Computational modeling of multiphase fluid flow in highly heterogenous problems with complicated geometries is a challenging problem for reservoir engineers, with a rich research in establishing best methods and approaches. The novelty in this work is centered around the implementation and comparison of simulation results from two software - the open source ICFESRT and the commercial software ECLIPSE - for a two-phase multiphase problem (oilwater) in both simple and complex geometries. The work involves: (a) implementation and
comparison of simulation results from the two software on three different, hypothetical but typical geometries; (b) consideration of a real field case and the associated data analysis, rock characterization, and geostatistics of a real field representative of a highly heterogeneous reservoir; and (c) implementation of both software on the real field case for predictions of oil production at the site, and comparison of the simulation results from the two software.
The initial comparison of simulation results for was carried out using three hypothetical (but common) geometries, these being: (a) a quarter five spot with one geological layer; (b) the same geometry as in (a) but with a vertical heterogeneity i.e. 5 different geological layers; (c) and lastly a full 5 spot with 5 different geological layers was implemented. Three different mesh resolutions were applied in both software and comparisons were carried out for mesh-independency. The results showed that in all these three scenarios, good agreement was observed between IC-FERST (coarse mesh) and ECLIPSE (fine mesh) with an average percentage difference at the production well ranging between 2.5% and 10.5% for the oil production and 12% and 26% for the water production.
Both the ICFERST and ECLIPSE were subsequently implemented on a real, heterogeneous field – which consisted of 25 producing wells and 8 injections wells. Prior to the software implementation, a data analysis and rock characterization was carried out –Using data from the 33 wells. The logging and core data (a total of 30,000 log readings and 1150 core samples) were utilized and a novel rock characterization technique -Balaha Rock Characterization Code- was implemented to allow for the optimal clustering of rock types within the reservoir, The rock characterization resulted in identifying 7 rock types with their unique porosity-hydraulic permeability relationships. Subsequently, geostatistical methods were implemented – which enabled populating the computational cells of the two software with the corresponding reservoir properties (porosity, hydraulic permeability). To achieve the property population into the
unstructured computational domain of the ICFERST software, a newly-developed script was written in Matlab and Python. The rock properties data populated on IC-FERST consist of porosity, permeability, relative permeability, capillary pressure and connate water saturation.

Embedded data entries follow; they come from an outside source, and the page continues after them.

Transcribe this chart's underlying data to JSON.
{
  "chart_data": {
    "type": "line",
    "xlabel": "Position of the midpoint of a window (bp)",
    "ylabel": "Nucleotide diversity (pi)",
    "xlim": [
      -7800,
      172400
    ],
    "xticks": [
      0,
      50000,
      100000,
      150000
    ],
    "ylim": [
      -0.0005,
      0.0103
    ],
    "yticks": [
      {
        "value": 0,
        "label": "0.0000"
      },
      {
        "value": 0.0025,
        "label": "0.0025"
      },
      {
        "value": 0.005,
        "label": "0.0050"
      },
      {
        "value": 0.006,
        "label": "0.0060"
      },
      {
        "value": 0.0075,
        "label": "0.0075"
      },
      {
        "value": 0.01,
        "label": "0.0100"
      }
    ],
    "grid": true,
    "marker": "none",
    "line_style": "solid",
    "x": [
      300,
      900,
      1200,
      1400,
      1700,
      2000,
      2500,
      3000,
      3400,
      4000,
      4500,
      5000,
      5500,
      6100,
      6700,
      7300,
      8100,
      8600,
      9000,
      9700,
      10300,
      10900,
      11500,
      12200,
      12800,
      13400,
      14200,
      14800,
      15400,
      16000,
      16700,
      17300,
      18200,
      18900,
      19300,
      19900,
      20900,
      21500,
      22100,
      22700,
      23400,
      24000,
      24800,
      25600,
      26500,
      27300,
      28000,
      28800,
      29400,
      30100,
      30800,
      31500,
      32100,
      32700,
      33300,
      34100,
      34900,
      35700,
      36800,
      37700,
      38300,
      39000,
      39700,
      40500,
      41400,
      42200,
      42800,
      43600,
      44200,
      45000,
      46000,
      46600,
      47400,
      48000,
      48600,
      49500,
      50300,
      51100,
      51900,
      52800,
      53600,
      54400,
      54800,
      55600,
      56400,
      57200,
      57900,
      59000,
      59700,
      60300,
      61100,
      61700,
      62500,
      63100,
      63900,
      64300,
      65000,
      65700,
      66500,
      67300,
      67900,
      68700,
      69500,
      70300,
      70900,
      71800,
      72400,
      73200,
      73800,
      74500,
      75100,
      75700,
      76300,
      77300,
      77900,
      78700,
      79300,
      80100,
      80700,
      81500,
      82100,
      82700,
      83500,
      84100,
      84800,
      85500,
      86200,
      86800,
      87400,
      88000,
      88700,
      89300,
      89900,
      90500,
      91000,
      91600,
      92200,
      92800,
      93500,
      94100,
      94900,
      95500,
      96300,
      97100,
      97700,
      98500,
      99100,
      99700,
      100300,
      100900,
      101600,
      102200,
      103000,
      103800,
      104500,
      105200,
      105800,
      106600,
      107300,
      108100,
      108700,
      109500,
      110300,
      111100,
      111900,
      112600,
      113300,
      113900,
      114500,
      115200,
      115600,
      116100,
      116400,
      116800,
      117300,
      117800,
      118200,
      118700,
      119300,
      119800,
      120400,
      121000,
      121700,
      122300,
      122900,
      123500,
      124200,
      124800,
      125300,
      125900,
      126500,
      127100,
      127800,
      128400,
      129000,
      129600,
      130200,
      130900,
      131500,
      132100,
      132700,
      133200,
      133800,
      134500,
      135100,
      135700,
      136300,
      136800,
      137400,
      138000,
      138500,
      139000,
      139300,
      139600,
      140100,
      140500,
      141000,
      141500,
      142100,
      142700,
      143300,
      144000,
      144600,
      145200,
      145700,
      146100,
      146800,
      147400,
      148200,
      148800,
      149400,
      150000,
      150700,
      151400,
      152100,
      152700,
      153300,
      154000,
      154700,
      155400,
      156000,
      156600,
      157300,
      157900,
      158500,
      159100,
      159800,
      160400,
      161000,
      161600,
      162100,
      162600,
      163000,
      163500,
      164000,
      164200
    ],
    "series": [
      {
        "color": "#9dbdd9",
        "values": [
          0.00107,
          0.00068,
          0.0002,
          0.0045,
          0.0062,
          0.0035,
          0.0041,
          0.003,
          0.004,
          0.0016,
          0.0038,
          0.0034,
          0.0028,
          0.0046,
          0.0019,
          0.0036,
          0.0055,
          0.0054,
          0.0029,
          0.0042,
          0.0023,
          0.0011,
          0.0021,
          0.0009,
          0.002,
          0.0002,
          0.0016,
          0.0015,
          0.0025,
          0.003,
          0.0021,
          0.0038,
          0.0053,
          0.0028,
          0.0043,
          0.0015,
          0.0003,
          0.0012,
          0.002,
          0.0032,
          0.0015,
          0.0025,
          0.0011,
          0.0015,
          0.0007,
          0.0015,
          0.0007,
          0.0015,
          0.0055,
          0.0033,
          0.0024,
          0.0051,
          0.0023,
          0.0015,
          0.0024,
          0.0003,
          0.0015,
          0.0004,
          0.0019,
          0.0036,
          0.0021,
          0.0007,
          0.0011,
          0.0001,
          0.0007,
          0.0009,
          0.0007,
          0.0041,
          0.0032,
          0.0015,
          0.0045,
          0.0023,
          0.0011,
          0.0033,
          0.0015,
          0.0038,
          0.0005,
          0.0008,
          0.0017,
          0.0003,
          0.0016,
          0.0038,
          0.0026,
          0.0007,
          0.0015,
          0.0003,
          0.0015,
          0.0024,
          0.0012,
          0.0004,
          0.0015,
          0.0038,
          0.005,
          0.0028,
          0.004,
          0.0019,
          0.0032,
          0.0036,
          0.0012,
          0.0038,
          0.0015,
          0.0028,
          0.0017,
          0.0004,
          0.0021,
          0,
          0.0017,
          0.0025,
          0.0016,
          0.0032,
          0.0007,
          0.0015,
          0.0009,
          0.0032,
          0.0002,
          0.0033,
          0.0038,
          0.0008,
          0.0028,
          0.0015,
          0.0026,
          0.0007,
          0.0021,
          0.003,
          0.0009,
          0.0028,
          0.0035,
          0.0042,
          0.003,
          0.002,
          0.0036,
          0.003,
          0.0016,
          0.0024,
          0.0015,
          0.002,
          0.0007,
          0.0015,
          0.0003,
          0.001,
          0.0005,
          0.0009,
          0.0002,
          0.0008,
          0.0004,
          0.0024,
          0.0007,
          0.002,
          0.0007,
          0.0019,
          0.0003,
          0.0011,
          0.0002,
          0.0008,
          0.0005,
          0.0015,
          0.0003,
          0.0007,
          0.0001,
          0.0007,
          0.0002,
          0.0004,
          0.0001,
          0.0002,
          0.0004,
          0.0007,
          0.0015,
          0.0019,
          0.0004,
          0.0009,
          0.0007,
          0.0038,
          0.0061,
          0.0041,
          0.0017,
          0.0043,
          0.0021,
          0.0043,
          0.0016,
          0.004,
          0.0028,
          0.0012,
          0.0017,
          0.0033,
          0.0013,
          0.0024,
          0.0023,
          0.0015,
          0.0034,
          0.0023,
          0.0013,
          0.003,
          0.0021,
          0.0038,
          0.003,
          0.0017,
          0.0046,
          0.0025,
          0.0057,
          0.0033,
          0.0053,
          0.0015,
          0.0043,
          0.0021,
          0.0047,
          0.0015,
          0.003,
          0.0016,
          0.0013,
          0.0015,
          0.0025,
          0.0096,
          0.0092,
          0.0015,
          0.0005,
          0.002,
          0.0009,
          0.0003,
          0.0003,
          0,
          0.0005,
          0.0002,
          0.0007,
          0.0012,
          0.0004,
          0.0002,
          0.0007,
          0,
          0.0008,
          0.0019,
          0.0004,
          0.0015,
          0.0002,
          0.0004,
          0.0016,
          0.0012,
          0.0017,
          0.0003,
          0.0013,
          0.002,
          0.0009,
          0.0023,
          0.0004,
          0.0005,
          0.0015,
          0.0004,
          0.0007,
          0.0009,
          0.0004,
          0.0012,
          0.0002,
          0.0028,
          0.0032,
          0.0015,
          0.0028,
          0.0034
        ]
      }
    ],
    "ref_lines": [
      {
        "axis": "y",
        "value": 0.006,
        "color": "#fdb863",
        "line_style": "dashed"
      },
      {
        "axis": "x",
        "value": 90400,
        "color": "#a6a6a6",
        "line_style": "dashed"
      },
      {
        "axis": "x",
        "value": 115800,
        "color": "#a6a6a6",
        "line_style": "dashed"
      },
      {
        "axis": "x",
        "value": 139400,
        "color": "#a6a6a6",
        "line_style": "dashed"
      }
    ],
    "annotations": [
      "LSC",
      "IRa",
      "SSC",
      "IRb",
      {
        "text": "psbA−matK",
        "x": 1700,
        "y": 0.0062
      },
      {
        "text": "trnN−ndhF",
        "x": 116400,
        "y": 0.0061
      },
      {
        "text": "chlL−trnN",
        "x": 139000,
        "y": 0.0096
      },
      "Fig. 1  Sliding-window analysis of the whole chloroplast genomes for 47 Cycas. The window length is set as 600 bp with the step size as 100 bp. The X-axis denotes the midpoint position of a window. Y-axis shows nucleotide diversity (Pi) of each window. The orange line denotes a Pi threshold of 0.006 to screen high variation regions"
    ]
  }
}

A further comparison between the IC-FERST simulation results with the corresponding ECLIPSE simulations was carried out – were all simulations were carried out for a period of 40 years. The percentage differences between the two software simulations were estimated for : (i) ten individual
production wells and (ii) the total of all production wells. The results showed that a good agreement exists between the IC-FERST and ECLIPSE simulations, with an average percentage difference for the total oil production of 10.5%, the total water production of 26% and the total water injection
of 14%. The results for the ten individual wells showed an average percentage difference of 15.5% ranging from 3 to 29% for the oil production in the late time period. Slightly higher differences were observed when the overall period was considered, due to the large difference at the early time
period of the simulation.
The results indicated that IC-FERST, when incorporating the necessary rock characterization information – which highlight the heterogeneity of the reservoir – can produce results that can compete with the industry standard ECLIPSE. Additional aspects need to be considered within the current real field IC-FERST simulation, the inclusion of possible fractures and faults, as these were incorporated in the computational domain of ECLIPSE. Additional capabilities also still need to
be embedded into IC-FERST, such as the incorporation of the fluid density and viscosity variations with pressure and the consideration of the volume factors, in order to enhance its competitiveness with existing commercial reservoirs simulators such as ECLIPSE.